AU PONT DE POPE LICK – NAOMI WALLACE

Prologue

Noir. Puis nous voyons Dalton assis sur un tabouret au lointain, dans un coin. Nous ne voyons que son dos. À côté de lui, une petite bougie. Dalton se sert de la flamme pour faire des ombres chinoises. Nous voyons les ombres mais nous ne discernons pas ce qu’elles représentent.

DALTON.- Ça c’est un. Cheval.

Il fait une autre ombre avec ses mains.

Ça c’est un cygne. Non. Pas un cygne, merde. Un faucon. Oui. Un faucon. Non. Il n’y a pas de serres. C’est un canard.

Il fait une autre ombre.

Maintenant c’est un crabe. Voilà les pinces. Mais mince. On dirait un bouc. Avec une barbe.

Il fait encore une ombre. Pace apparaît. Elle est là, mais pas là. Elle se tient derrière Dalton.

PACE.- Ce n’est pas un bouc, Dalton Chance. Réfléchis un peu. C’est un oiseau. Un pigeon. Comme ceux qui vivent sous le pont.

Dalton se retourne lentement et scrute l’obscurité. Il ne voit pas Pace, bien qu’elle soit visible pour nous. Il l’appelle doucement.

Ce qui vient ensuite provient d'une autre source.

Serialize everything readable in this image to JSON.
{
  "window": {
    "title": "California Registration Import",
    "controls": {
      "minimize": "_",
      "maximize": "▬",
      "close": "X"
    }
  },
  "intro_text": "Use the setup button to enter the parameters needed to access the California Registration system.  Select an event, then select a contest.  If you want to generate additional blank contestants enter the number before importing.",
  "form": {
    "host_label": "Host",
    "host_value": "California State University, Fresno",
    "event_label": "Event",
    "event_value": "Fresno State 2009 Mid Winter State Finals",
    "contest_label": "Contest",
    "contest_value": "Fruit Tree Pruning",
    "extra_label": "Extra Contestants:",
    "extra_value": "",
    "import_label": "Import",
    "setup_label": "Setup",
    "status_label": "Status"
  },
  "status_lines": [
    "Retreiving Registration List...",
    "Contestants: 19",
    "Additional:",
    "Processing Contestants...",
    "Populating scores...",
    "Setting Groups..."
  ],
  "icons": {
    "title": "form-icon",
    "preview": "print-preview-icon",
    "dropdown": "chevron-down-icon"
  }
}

DALTON.- Creagan ? Pace Creagan ? C’est toi ?

Il se lève. Il crie dans sa direction.

Va-t’en au diable, Pace Creagan !

Pace renverse la bougie, et c’est le noir.

ACTE 1

Scène 1

Quelques mois plus tôt. Deux jeunes, Pace et Dalton, font la course jusque sous le pont de Pope Lick Creek. Pace y arrive la première. Ils ont couru et sont tous les deux essoufflés.

DALTON.- Tu es partie en avance !

PACE.- Nan. C’est toi qui n’as pas de poumons dans ta petite poitrine. Écoute-moi ce bruit de crécelle.

DALTON.- Je ne fais pas un bruit de crécelle.

PACE.- Si. Qu’est-ce que t’as là-dedans ? Une poignée de clous.

DALTON.- Je me suis tordu la cheville.

PACE.- C’est ça, c’est ça.

DALTON.- Alors c’est là ?

Ils regardent au-dessus d’eux.

PACE.- Oui.

DALTON.- C’est pas si haut que ça.

PACE.- C’est à plus de trente mètres. Par rapport à la rivière.

DALTON.- Tu parles d’une rivière. Il n’y a pas d’eau : elle est à sec.

PACE.- M’en fiche ; de toute façon je ne sais pas nager. Quelle heure est-il ?

DALTON.- Bientôt sept heures.

PACE.- L’heure exacte.

DALTON.- Six heures quarante et une.

PACE.- Elle traverse à sept heures dix. Parfois même à douze. Parfois elle arrive à sept heures neuf dix jours d’affilée, et puis pof, elle a trois minutes de retard. Elle n’est jamais exacte, tu ne peux pas t’y fier. C’est ça que j’aime.

DALTON.- Tu l’as fait combien de fois ?

PACE.- Deux fois. Une fois avec Jeff Farley. Une fois seule.

DALTON.- Tu mens. Jeff Farley ne l’a jamais fait.